En la tramitación de la adopción, el adoptante o adoptantes tendrán que consentir a la adopción ante el Juez, al igual que el niño que va a ser adoptado, a partir de que tenga 12 años cumplidos.

En el supuesto de la adopción de un niño o niña de origen extranjero es preciso tener en cuenta que intervienen dos legislaciones: la del niño que se va a adoptar y la de las personas que van a adoptar. Esto quiere decir que hay que tener en cuenta los requisitos que exigen una y otra legislación para que la adopción se pueda constituir sin posteriores proble­mas legales. Hay países que, al contrario de lo que ocurre en España, sólo regulan la adopción simple, es decir aquella modalidad cuyos efectos son más reducidos que los de una adopción plena: no se rompen vínculos entre el niño y su familia de origen y la adopción puede quedar sin efecto. Sobre este tipo de adopciones es importante que se recabe asesoramiento de los Servicios de Menores de las Comunidades Autónomas a efectos de evitar problemas posteriores.

Otros países, contemplan en su legislación que cuando la adopción se realiza por extranjeros, el juez no resuelve una adopción, sino que otorga una tutela o guarda o autorización, para ser posteriormente adoptado en el país receptor.

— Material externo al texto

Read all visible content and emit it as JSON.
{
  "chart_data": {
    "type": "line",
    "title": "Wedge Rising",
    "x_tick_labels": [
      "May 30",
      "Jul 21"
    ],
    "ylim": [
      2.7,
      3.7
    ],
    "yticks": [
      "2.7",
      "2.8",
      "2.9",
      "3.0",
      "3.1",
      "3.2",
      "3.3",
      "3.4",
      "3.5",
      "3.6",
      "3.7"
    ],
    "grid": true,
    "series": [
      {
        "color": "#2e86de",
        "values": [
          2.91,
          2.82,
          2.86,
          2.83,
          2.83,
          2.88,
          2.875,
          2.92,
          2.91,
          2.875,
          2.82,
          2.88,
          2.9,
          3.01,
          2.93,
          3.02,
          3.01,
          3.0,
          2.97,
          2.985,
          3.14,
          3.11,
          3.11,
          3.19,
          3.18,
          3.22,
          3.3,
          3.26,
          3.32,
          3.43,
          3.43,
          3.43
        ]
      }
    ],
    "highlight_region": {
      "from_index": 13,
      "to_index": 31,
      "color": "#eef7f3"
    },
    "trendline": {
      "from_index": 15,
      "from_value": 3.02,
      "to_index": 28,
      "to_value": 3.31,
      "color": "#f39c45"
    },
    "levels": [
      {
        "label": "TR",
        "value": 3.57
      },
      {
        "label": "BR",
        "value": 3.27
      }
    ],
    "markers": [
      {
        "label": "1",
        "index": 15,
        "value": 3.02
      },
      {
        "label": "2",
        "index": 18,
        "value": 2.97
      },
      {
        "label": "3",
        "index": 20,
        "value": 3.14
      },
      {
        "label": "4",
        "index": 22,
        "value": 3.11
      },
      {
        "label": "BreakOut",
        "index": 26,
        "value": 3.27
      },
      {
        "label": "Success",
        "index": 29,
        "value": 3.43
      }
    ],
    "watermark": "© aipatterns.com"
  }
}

En dicha resolución debe constar expresamente la finalidad de adopción en el país de recepción. En los supuestos de tutela o guarda antes señalados, una vez en nuestro país los interesados tendrán que ponerse en contacto con los Servicios de Menores de la Comunidad Autónoma de residencia para proceder a constituir la adopción ante la autoridad judicial competente en España.

Por último, hay otros países que no contemplan la figura de la adopción en sus legislaciones, por ser contraria a su religión, como es el caso de los países árabes. En estos casos la adopción no debe realizarse, siguiendo el principio de que el niño tiene derecho a ser adoptado respetando su ley nacional de acuerdo con principios reconocidos en Convenios Internacionales.

En todos los supuestos, al llegar a España, los interesados han de dirigirse a los Servicios de Menores de su Comunidad Autónoma para comunicarle la llegada del niño/os  para que dichos Servicios puedan cumplir los compromisos adquiridos.